Description of problem: When sanlock starts up, it fails in sched_setscheduler(): 2015-07-13 12:03:03+0300 1622 [13612]: sanlock daemon started 3.2.2 host ade0d225-5bd3-424b-bed5-ca739c40b7dd.bamba.tlv. 2015-07-13 12:03:03+0300 1622 [13612]: set scheduler RR|RESET_ON_FORK priority 99 failed: Operation not permitted Version-Release number of selected component (if applicable): 3.2.2 How reproducible: Always Steps to Reproduce: 1. Start sanlock service This failure does not happen on rhel 7.1, fedora 20, and 21. Looks like a kernel issue in fedora 22. We suspect that not running using SCHED_RR may lead to io timeouts and unneeded fencing of the SPM, which fail any operation running on the SPM.

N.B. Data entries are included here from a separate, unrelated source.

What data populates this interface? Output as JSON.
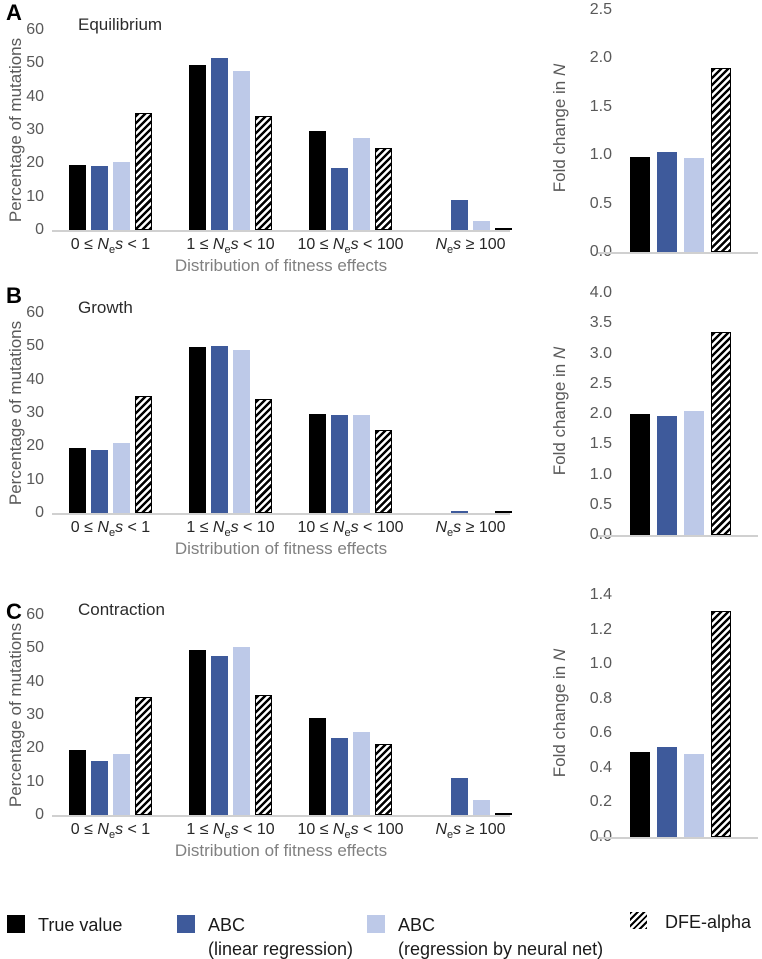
{
  "ui": {
    "panel_letters": [
      "A",
      "B",
      "C"
    ],
    "nes": {
      "n": "N",
      "e": "e",
      "s": "s"
    },
    "category_parts": [
      {
        "pre": "0 ≤ ",
        "post": " < 1"
      },
      {
        "pre": "1 ≤ ",
        "post": " < 10"
      },
      {
        "pre": "10 ≤ ",
        "post": " < 100"
      },
      {
        "pre": "",
        "post": " ≥ 100"
      }
    ],
    "fold_ylabel_pre": "Fold change in ",
    "fold_ylabel_italic": "N"
  },
  "colors": {
    "bar_black": "#000000",
    "bar_dark_blue": "#3e5a9b",
    "bar_light_blue": "#bdc9e8",
    "axis_tick_text": "#595959",
    "category_text": "#262626",
    "axis_line": "#d0d0d0",
    "muted_axis_title": "#808080"
  },
  "legend": {
    "position": "bottom",
    "items": [
      {
        "id": "true-value",
        "label": "True value",
        "label2": "",
        "color": "#000000",
        "pattern": "solid"
      },
      {
        "id": "abc-linear-regression",
        "label": "ABC",
        "label2": "(linear regression)",
        "color": "#3e5a9b",
        "pattern": "solid"
      },
      {
        "id": "abc-neural-net",
        "label": "ABC",
        "label2": "(regression by neural net)",
        "color": "#bdc9e8",
        "pattern": "solid"
      },
      {
        "id": "dfe-alpha",
        "label": "DFE-alpha",
        "label2": "",
        "color": "#000000",
        "pattern": "hatch"
      }
    ]
  },
  "chart_data": [
    {
      "type": "bar",
      "panel": "A",
      "title": "Equilibrium",
      "xlabel": "Distribution of fitness effects",
      "ylabel": "Percentage of mutations",
      "ylim": [
        0,
        60
      ],
      "ytick_labels": [
        "0",
        "10",
        "20",
        "30",
        "40",
        "50",
        "60"
      ],
      "grid": false,
      "legend_position": "shared-bottom",
      "categories": [
        "0 ≤ Nₑs < 1",
        "1 ≤ Nₑs < 10",
        "10 ≤ Nₑs < 100",
        "Nₑs ≥ 100"
      ],
      "series": [
        {
          "name": "True value",
          "values": [
            19.5,
            49.4,
            29.7,
            0
          ]
        },
        {
          "name": "ABC (linear regression)",
          "values": [
            19.2,
            51.7,
            18.5,
            8.9
          ]
        },
        {
          "name": "ABC (regression by neural net)",
          "values": [
            20.5,
            47.7,
            27.6,
            2.8
          ]
        },
        {
          "name": "DFE-alpha",
          "values": [
            35.0,
            34.3,
            24.6,
            0.5
          ]
        }
      ]
    },
    {
      "type": "bar",
      "panel": "A",
      "title": "",
      "xlabel": "",
      "ylabel": "Fold change in N",
      "ylim": [
        0,
        2.5
      ],
      "ytick_labels": [
        "0.0",
        "0.5",
        "1.0",
        "1.5",
        "2.0",
        "2.5"
      ],
      "grid": false,
      "legend_position": "shared-bottom",
      "categories": [
        ""
      ],
      "series": [
        {
          "name": "True value",
          "values": [
            0.98
          ]
        },
        {
          "name": "ABC (linear regression)",
          "values": [
            1.03
          ]
        },
        {
          "name": "ABC (regression by neural net)",
          "values": [
            0.97
          ]
        },
        {
          "name": "DFE-alpha",
          "values": [
            1.9
          ]
        }
      ]
    },
    {
      "type": "bar",
      "panel": "B",
      "title": "Growth",
      "xlabel": "Distribution of fitness effects",
      "ylabel": "Percentage of mutations",
      "ylim": [
        0,
        60
      ],
      "ytick_labels": [
        "0",
        "10",
        "20",
        "30",
        "40",
        "50",
        "60"
      ],
      "grid": false,
      "legend_position": "shared-bottom",
      "categories": [
        "0 ≤ Nₑs < 1",
        "1 ≤ Nₑs < 10",
        "10 ≤ Nₑs < 100",
        "Nₑs ≥ 100"
      ],
      "series": [
        {
          "name": "True value",
          "values": [
            19.5,
            49.7,
            29.6,
            0
          ]
        },
        {
          "name": "ABC (linear regression)",
          "values": [
            19.0,
            50.2,
            29.3,
            0.5
          ]
        },
        {
          "name": "ABC (regression by neural net)",
          "values": [
            21.0,
            49.0,
            29.3,
            0
          ]
        },
        {
          "name": "DFE-alpha",
          "values": [
            35.0,
            34.2,
            25.0,
            0.4
          ]
        }
      ]
    },
    {
      "type": "bar",
      "panel": "B",
      "title": "",
      "xlabel": "",
      "ylabel": "Fold change in N",
      "ylim": [
        0,
        4.0
      ],
      "ytick_labels": [
        "0.0",
        "0.5",
        "1.0",
        "1.5",
        "2.0",
        "2.5",
        "3.0",
        "3.5",
        "4.0"
      ],
      "grid": false,
      "legend_position": "shared-bottom",
      "categories": [
        ""
      ],
      "series": [
        {
          "name": "True value",
          "values": [
            2.0
          ]
        },
        {
          "name": "ABC (linear regression)",
          "values": [
            1.97
          ]
        },
        {
          "name": "ABC (regression by neural net)",
          "values": [
            2.05
          ]
        },
        {
          "name": "DFE-alpha",
          "values": [
            3.35
          ]
        }
      ]
    },
    {
      "type": "bar",
      "panel": "C",
      "title": "Contraction",
      "xlabel": "Distribution of fitness effects",
      "ylabel": "Percentage of mutations",
      "ylim": [
        0,
        60
      ],
      "ytick_labels": [
        "0",
        "10",
        "20",
        "30",
        "40",
        "50",
        "60"
      ],
      "grid": false,
      "legend_position": "shared-bottom",
      "categories": [
        "0 ≤ Nₑs < 1",
        "1 ≤ Nₑs < 10",
        "10 ≤ Nₑs < 100",
        "Nₑs ≥ 100"
      ],
      "series": [
        {
          "name": "True value",
          "values": [
            19.5,
            49.5,
            29.2,
            0
          ]
        },
        {
          "name": "ABC (linear regression)",
          "values": [
            16.3,
            47.6,
            23.2,
            11.2
          ]
        },
        {
          "name": "ABC (regression by neural net)",
          "values": [
            18.4,
            50.4,
            24.8,
            4.6
          ]
        },
        {
          "name": "DFE-alpha",
          "values": [
            35.5,
            36.0,
            21.2,
            0.5
          ]
        }
      ]
    },
    {
      "type": "bar",
      "panel": "C",
      "title": "",
      "xlabel": "",
      "ylabel": "Fold change in N",
      "ylim": [
        0,
        1.4
      ],
      "ytick_labels": [
        "0.0",
        "0.2",
        "0.4",
        "0.6",
        "0.8",
        "1.0",
        "1.2",
        "1.4"
      ],
      "grid": false,
      "legend_position": "shared-bottom",
      "categories": [
        ""
      ],
      "series": [
        {
          "name": "True value",
          "values": [
            0.49
          ]
        },
        {
          "name": "ABC (linear regression)",
          "values": [
            0.52
          ]
        },
        {
          "name": "ABC (regression by neural net)",
          "values": [
            0.48
          ]
        },
        {
          "name": "DFE-alpha",
          "values": [
            1.31
          ]
        }
      ]
    }
  ]
}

Created attachment 1054317 [details] sanlock.log
This seems a likely cause for the timeouts. The wdmd daemon also does the same scheduler steps, so I'd expect the same errors from wdmd to be in /var/log/messages. If not, could you check if wdmd was able to set its scheduling successfully? Running: ps ax -o pid,stat,cmd,class,rtprio | grep wdmd Should show this: 14282 SLs wdmd RR 99
(In reply to David Teigland from comment #2) > This seems a likely cause for the timeouts. > > The wdmd daemon also does the same scheduler steps, so I'd expect the same > errors from wdmd to be in /var/log/messages. If not, could you check if > wdmd was able to set its scheduling successfully? I see: # ps axf -o pid,stat,cmd,class,rtprio 721 SLs wdmd -G sanlock RR 99 723 SLsl sanlock daemon -U sanlock - RR 99 724 S \_ sanlock daemon -U sanlo TS - And I also do not see any error after yesterday at 01:30 - maybe the issue disappeared after reboot?
I rebooted the host, and I see: (reboot) # sanlock.log 2015-07-21 22:10:31+0300 11 [747]: sanlock daemon started 3.2.2 host 708de246-f98b-4f9a-b9b2-de8d8a10a291.bamba.tlv. 2015-07-21 22:10:53+0300 33 [752]: cmd_add_lockspace 3,9 f4f54f47-9ccf-4978-a9a7-12a6d89bf94e:2:/rhev/data-center/mnt/multipass.eng.lab.tlv.redhat.com:_export_images_rnd_ahadas # ps axf -o pid,stat,cmd,class,rtprio 742 SLs wdmd -G sanlock RR 99 747 SLsl sanlock daemon -U sanlock - RR 99 748 S \_ sanlock daemon -U sanlo TS - And when running the tests program, it works now. Seems like a temporary failure that I cannot reproduce now. How do you suggest to proceed with this?
That's good and bad I suppose. I don't have any clue what could have happened.
Since the sched_setscheduler(2) issue disappeared, we cannot do much about this. Closing until we have more data.